On Saturday, January 26, 400 people, complete with banners and marching bands, gathered at Chowchilla for a freedom rally outside VSP. From there, they marched to CCWF where they shouted “We are here for you!” to those locked inside. With mail delayed four to six weeks, it is too soon to hear from those locked inside, but in a blog post, Mari Gray, recently released from VSP, recalled, “At the last big protest in 2007, we could hear the drums from inside. It was so powerful and moved us so much to know that people cared about us and were speaking out. For the most part when you’re stuck in prison, you just feel thrown away.”

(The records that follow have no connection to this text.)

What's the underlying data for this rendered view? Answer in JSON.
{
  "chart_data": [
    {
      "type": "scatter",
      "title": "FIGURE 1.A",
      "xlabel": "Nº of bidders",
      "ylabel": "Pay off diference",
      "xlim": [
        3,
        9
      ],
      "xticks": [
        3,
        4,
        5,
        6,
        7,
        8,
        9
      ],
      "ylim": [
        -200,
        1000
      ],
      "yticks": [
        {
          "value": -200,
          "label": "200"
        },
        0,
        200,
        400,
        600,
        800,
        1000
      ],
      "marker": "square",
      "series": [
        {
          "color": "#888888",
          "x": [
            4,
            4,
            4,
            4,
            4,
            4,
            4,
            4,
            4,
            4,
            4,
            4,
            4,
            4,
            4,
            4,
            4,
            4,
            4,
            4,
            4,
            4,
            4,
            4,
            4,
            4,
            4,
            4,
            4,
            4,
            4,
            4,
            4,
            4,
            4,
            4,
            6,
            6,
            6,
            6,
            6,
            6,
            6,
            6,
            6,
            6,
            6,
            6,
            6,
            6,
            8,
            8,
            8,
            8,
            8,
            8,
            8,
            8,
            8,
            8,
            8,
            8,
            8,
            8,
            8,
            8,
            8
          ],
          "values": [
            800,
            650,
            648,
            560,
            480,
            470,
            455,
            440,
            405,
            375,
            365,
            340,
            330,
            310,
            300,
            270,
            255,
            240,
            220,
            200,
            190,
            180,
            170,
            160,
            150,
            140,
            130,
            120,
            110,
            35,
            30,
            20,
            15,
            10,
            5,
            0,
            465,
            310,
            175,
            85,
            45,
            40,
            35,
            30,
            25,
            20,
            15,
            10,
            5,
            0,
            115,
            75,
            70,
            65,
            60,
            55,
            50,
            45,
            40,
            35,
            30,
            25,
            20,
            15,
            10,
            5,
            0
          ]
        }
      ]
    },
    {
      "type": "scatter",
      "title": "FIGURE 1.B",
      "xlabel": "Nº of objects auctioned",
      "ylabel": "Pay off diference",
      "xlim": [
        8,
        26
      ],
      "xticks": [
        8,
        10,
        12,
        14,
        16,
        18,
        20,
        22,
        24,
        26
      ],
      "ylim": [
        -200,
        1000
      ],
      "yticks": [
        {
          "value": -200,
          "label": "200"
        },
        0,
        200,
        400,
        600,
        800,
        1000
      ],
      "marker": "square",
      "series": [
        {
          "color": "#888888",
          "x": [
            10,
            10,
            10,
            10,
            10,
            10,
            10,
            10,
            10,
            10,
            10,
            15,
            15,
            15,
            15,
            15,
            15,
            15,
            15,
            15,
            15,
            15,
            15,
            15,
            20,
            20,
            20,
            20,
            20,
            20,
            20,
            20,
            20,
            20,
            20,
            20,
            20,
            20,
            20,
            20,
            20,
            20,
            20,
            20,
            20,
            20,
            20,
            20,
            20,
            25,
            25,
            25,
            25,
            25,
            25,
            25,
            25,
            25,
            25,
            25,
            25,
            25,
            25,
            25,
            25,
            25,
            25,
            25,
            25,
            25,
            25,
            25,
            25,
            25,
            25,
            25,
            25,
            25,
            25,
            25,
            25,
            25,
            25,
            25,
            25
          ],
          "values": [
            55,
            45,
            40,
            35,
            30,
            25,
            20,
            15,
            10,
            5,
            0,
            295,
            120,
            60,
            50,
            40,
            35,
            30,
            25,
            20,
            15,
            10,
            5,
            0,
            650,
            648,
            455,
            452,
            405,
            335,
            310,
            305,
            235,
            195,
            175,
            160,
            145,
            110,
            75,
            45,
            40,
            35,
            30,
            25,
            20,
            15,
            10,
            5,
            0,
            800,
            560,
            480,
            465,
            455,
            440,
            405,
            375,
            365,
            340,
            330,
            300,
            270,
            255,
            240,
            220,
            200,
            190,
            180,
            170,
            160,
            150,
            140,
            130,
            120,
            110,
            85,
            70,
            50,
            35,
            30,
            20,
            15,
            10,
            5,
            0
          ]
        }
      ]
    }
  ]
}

To truly solve overcrowding, people inside women’s prisons, family members and outside supporters demand that California corrections officials:
• Release more people through its Alternative Custody Program;
• Implement parole for people in prison over age 55;
• Grant compassionate release for the terminally ill;
• Stop incarcerating youth. Although the US Supreme Court struck down mandatory life without parole for juveniles, people continue serving long sentences for actions they committed in their youth. “I know people serving 25[years] to life and they were 15when their crime happened,” noted Wendy.
“Linda,” the mother of a daughter arrested at the age of 16 and sentenced to 25-to-life, agrees. “For kids, a 25-to-life sentence is insanity. That’s not rehabilitating anyone. I don’t see how [being in prison] is helping her.” She added that, even for those not serving long sentences, CCWF has “too many people and no programming. How are they rehabilitating anyone if there’s no programming?”
The push to shrink California’s bloated prison population does not end with Saturday’s rally. “People need to let the government, the CDCR and the people know that women should be coming home,” said Gray, one of the small handful who have been able to return home.